U.S. Launches Spy Satellites

Late last night, Vandenberg Air Force Base in California witnessed a 19-story tall Atlas V rocket lift off from Space Launch Complex 3, carrying a secret U.S. government payload. According to United Launch, 12 small spacecraft called CubeSats, four of which were developed by the U.S. Army, piggy backed on the mission.

The mission, code-named NROL-39, was cheered on by the Office of the Department of National Intelligence via a number of twitter posts, including a picture of the mission’s logo. “NROL-39 is represented by the octopus, a versatile, adaptable, and highly intelligent creature. Emblematically, enemies of the United States can be reached no matter where they choose to hide,” says Karen Furgerson, spokesperson for the National Reconnaissance Office (NRO). “‘Nothing is beyond our reach’ defines this mission and the value it brings to our nation and the war fighters it supports, who serve valiantly all over the globe, protecting our nation.”

Sharks Return Home to Give Birth

A new study suggests sharks return to the site of their birth to give birth themselves. The practice, called natal philopatry, has been observed in a number of other marine species, perhaps most notably in salmon but it is also evinced in sea turtles. In this study, researchers followed the slow maturing lemon sharks from their births around the Bimini Islands in the Bahamas from 1995 until last year.

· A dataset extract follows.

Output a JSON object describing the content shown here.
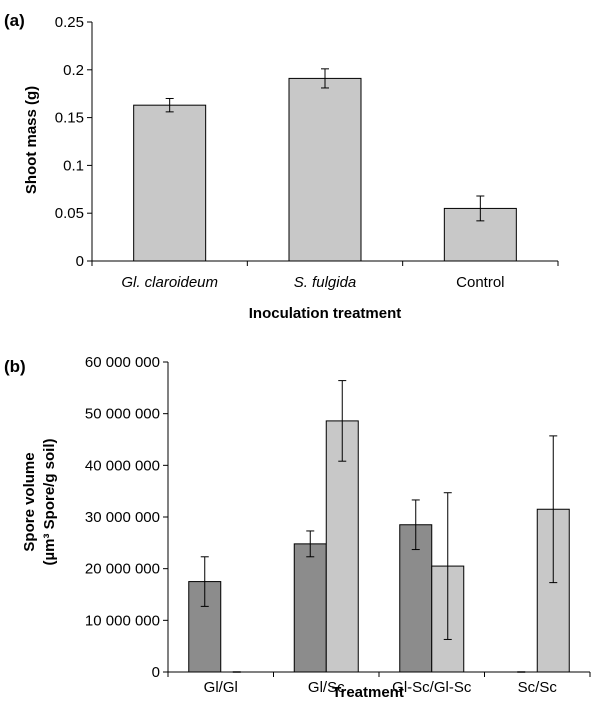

Lead researcher Kevin Feldheim says his team has not discovered the mechanism behind the migratory behavior, but they believe it could be widespread in other shark species. “The maternally inherited DNA does show structure in other species and it is often attributed to the mothers coming back to specific sites to give birth,” said Feldheim, adding, “We don’t know whether they are coming to where they were born like in lemon sharks. It is very possible that this occurs in other shark species.”

Weekend Read: The Big Sleep

Drug company Merck has developed a novel sleeping pill Suvorexant, which could replace Ambien for most insomniacs. And while the vetting of such drugs is a long and often arduous process, Suvorexant’s trip to market has become a bit quixotic. The FDA argues the drug is effective, while Merck has argued it is not. Ian Parker explains in The New Yorker.